En los primeros días de su régimen, Salinas requería con urgencia de la legitimidad que las urnas le negaron y fue a buscarla hasta Ciudad Madero, a la casa de La Quina. Con el golpe al líder petrolero charro mató tres pájaros de un tiro: exhibió algo que parecía disposición a acabar con los inveterados cacicazgos sindicales, se hizo con el control de ése y de otros sindicatos por medio de la imposición de líderes igual de corruptos que los anteriores pero que le eran incondicionales y cobró venganza por el respaldo electoral de los petroleros a Cuauhtémoc Cárdenas, ganador de los comicios presidenciales de julio de 1988.
Seis años después, la presidencia enclenque de Zedillo se vio enfrentada a un imperativo similar. Su antecesor había dejado la economía en ruinas y un reguero de sangre: cientos de perredistas asesinados, además de los homicidios de priístas de primera línea cuya responsabilidad, ante la incapacidad o la falta de voluntad del salinato para investigarlos, fue atribuida por la opinión pública al propio jefe del régimen. El actual empleado de trasnacionales gringas ganó la elección de 1994 en la literalidad legal, pero con el aplastante apoyo propagandístico y corruptor de la Presidencia, y fue percibido como pelele. Para darse un margen de maniobra y una mínima credibilidad, Zedillo tenía que meter al bote a un delincuente que se apellidara Salinas, y así lo hizo con el más vulnerable de la familia. Mediante el atraco del Fobaproa, el graduado de Yale inició la legalización de la corrupción oficial –transparencia, le dicen ahora–, despedazó la economía y encabezó un sexenio cruento, caracterizado por el restreno nacional de la contrainsurgencia y por las masacres de campesinos, de Aguas Blancas a Acteal.
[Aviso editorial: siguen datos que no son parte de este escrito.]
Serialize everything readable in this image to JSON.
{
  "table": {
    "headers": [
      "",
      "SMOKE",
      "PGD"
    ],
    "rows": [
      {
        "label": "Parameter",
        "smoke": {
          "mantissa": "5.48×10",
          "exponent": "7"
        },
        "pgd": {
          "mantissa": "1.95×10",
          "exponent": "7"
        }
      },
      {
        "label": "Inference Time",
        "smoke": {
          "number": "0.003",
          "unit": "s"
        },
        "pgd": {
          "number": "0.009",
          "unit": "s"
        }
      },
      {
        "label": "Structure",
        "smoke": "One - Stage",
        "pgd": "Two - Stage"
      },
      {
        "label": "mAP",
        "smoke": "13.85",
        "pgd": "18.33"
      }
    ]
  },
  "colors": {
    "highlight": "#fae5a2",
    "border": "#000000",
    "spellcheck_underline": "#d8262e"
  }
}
A pesar de ese saldo negro, que exigía la imputación de responsabilidades penales contra el equipo gubernamental del zedillato, Fox se abstuvo de emprender acciones en este sentido, no porque no fueran procedentes, sino porque no las necesitaba: empezó su gobierno parado sobre un sólido bono democrático, como efecto de la alternancia presidencial entre logotipos y colores distintos, y perdonó incluso a los perpetradores del Pemexgate. En sus primeros cuatro años, el de las botas reprimió con discreción, aunque en 2005 y 2006 el gobierno cometió atrocidades dignas de causa penal en Lázaro Cárdenas, Texcoco-Acteal y Oaxaca. La economía fue sometida a un intenso maquillaje que le permitió una aprobación de panzazo, pero la sociedad se sintió agraviada por el intenso enriquecimiento de la esposa y de los hijastros, con el telón de fondo de la desaparición de 75 mil millones de dólares producto de los excedentes petroleros (hasta la fecha, nadie ha sabido explicar con precisión adónde fueron a parar y, en consecuencia, se aceptan sospechas).
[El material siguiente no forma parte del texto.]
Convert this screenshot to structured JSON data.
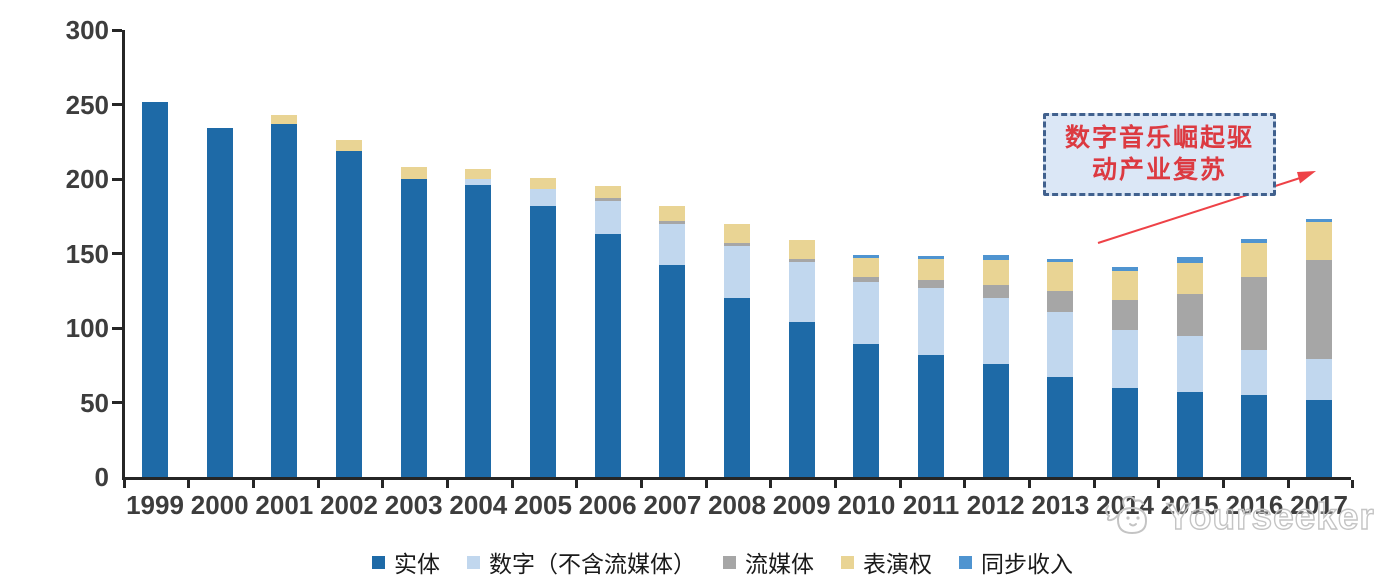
{
  "chart_data": {
    "type": "bar",
    "stacked": true,
    "title": "",
    "xlabel": "",
    "ylabel": "",
    "grid": false,
    "legend_position": "bottom",
    "ylim": [
      0,
      300
    ],
    "yticks": [
      0,
      50,
      100,
      150,
      200,
      250,
      300
    ],
    "categories": [
      "1999",
      "2000",
      "2001",
      "2002",
      "2003",
      "2004",
      "2005",
      "2006",
      "2007",
      "2008",
      "2009",
      "2010",
      "2011",
      "2012",
      "2013",
      "2014",
      "2015",
      "2016",
      "2017"
    ],
    "series": [
      {
        "name": "实体",
        "key": "physical",
        "color": "#1e6aa7",
        "values": [
          252,
          234,
          237,
          219,
          200,
          196,
          182,
          163,
          142,
          120,
          104,
          89,
          82,
          76,
          67,
          60,
          57,
          55,
          52
        ]
      },
      {
        "name": "数字（不含流媒体）",
        "key": "digital-excl-streaming",
        "color": "#c1d7ee",
        "values": [
          0,
          0,
          0,
          0,
          0,
          4,
          11,
          22,
          28,
          35,
          40,
          42,
          45,
          44,
          44,
          39,
          38,
          30,
          27
        ]
      },
      {
        "name": "流媒体",
        "key": "streaming",
        "color": "#a6a6a6",
        "values": [
          0,
          0,
          0,
          0,
          0,
          0,
          0,
          2,
          2,
          2,
          2,
          3,
          5,
          9,
          14,
          20,
          28,
          49,
          67
        ]
      },
      {
        "name": "表演权",
        "key": "performance-rights",
        "color": "#e9d494",
        "values": [
          0,
          0,
          6,
          7,
          8,
          7,
          8,
          8,
          10,
          13,
          13,
          13,
          14,
          17,
          19,
          19,
          21,
          23,
          25
        ]
      },
      {
        "name": "同步收入",
        "key": "sync-revenue",
        "color": "#4f94d0",
        "values": [
          0,
          0,
          0,
          0,
          0,
          0,
          0,
          0,
          0,
          0,
          0,
          2,
          2,
          3,
          2,
          3,
          4,
          3,
          2
        ]
      }
    ],
    "totals": [
      252,
      234,
      243,
      226,
      208,
      207,
      201,
      195,
      182,
      170,
      159,
      149,
      148,
      149,
      146,
      141,
      148,
      160,
      173
    ]
  },
  "annotation": {
    "line1": "数字音乐崛起驱",
    "line2": "动产业复苏",
    "text_color": "#dc3a41",
    "box_fill": "#dbe7f6",
    "box_border": "#41618e",
    "arrow_color": "#ee4247"
  },
  "watermark": {
    "text": "Yourseeker",
    "logo": "yourseeker-cat-logo",
    "color": "#c4c4c4"
  },
  "axis": {
    "line_color": "#262626",
    "label_color": "#3d3d3d"
  }
}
De Calderón se esperaba que actuara penalmente contra los parientes de Fox, no sólo porque había suficientes indicios para ello, sino también por el menguadísimo margen político de su gestión usurpadora. Pero esa misma debilidad impidió al michoacano un ejercicio de deslinde: carecía (carece) de apoyos sólidos fuera de la oligarquía que lo impuso, y de la que su antecesor forma parte; por añadidura, Calderón sabe perfectamente que cualquier gesto de abierta hostilidad contra Fox se le revertiría en la forma de una campechana confesión sobre manejos electorales turbios, urdidos desde el poder, para poner en la Presidencia a quien no ganó los comicios de 2006. Así las cosas, e imposibilitado para gobernar, hubo de conformarse con desgobernar, y en ese afán se inventó, para probar su audacia ante el público, una gesta heroica contra la delincuencia organizada, enemigo difuso y confuso que, en última instancia, forma parte de la oligarquía dominante, vía lavado de fortunas. La lucha ha sido muy sangrienta, pero inútil, y en su transcurso se ha perdido lo que quedaba de seguridad pública, estado de derecho, certeza jurídica y normalidad institucional. Y qué decir de las transparentes raterías cometidas día a día por el grupo mediático-político-empresarial que controla las instituciones o de una situación económica que ya no responde ni con inversiones millonarias en maquillaje y publicidad.
Con tales saldos de desastre, Calderón debe tener suficientes motivos de inquietud con el tema de la sucesión y de su futuro en general. Ahora, ante la caída electoral de su partido, le toca negociar su impunidad con algún político priísta inventado por la televisión o con un bateador emergente emanado del gatopardismo camachucho y, lo más complicado, lograr que cualquiera de esos gane unos comicios impolutos. Más difícil es irse que llegar. ¿Y si estuviera acariciando la posibilidad de quedarse?